My dad always said that to be a jack of all and master of none would be the saddest thing. He said to achieve excellence, focus and polish one thing. He said do at which you’re best.
It’s true what he said. It always worked for me. I have a passion in life which I value above all. When people ask me what I want to be and what I hope to achieve, the answer shines clear and bright in my mind. When they ask me what I do, I am proudly able to say this is what I do, and it’s the only thing I know. To be good at it is something I want desperately in life.
But there’s also something I think he missed.
It’s what I believe is called the spirit of the game.
I focused so much on one thing that I left behind all others, that all others left me behind. Save one, I had no zeal in mind. I knew one thing, but that is all I knew. It was a one-sided growth, and that always makes you stumble.
To have intense interests across a range of things not only adds beauty and knowledge to your life in multiple ways, it also sharpens and creates value in the aim you consider primary. To know another language, to play a sport, to attempt to learn an instrument, to have a soft spot for certain kinds of music, to want to cook and create, to do things above and beyond your primary occupation in life is the best thing you can do for yourself. And it is a sin not to do the best that you can for your life.

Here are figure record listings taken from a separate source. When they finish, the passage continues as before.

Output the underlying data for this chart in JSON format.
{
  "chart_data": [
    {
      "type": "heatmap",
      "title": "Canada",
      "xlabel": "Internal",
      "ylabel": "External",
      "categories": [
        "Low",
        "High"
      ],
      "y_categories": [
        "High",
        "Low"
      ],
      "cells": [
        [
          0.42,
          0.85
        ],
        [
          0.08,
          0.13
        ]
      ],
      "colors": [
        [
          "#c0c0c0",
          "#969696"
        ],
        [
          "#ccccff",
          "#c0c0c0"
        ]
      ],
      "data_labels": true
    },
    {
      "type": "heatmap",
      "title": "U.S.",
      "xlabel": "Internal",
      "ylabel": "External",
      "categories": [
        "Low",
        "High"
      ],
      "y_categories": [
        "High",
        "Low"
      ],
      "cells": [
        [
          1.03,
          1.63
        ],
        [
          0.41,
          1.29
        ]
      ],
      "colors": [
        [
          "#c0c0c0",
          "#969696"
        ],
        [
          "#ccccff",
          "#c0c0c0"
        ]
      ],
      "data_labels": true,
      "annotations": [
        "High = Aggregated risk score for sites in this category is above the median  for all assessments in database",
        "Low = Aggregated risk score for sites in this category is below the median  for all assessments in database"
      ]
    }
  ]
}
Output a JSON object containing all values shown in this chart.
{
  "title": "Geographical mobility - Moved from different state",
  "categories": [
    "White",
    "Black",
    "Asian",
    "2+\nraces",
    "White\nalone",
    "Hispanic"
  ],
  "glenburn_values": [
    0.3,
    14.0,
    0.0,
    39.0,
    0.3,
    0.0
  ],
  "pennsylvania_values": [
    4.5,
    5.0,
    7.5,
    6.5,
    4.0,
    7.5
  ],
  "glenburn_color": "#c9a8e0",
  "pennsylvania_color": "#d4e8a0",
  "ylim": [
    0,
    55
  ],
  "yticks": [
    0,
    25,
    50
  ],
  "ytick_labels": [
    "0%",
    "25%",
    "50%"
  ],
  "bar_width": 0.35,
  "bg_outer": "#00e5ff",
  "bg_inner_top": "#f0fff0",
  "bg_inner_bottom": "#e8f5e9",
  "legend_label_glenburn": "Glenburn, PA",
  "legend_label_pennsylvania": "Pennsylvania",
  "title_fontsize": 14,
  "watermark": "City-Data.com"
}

You don’t have to be the best at other things. The whole point is that things can be pursued simply for their own sake, without a larger aim to make something out of them. It creates the spirit of the game, creates a spirit inside you which is buoyant and healthy, which wants to be wholesome and real. It makes you want to be the best at everything even though you know you can’t and creates good competition in your mind, so that you always make sure to aim for the stars.
And so to be a jack of all is not so bad, for you realize that there are joys in life that come from unexpected places. To achieve excellence is great, but to achieve wholesomeness and happiness is healthier. Do at which you’re best, sure- but also be best at whatever you do.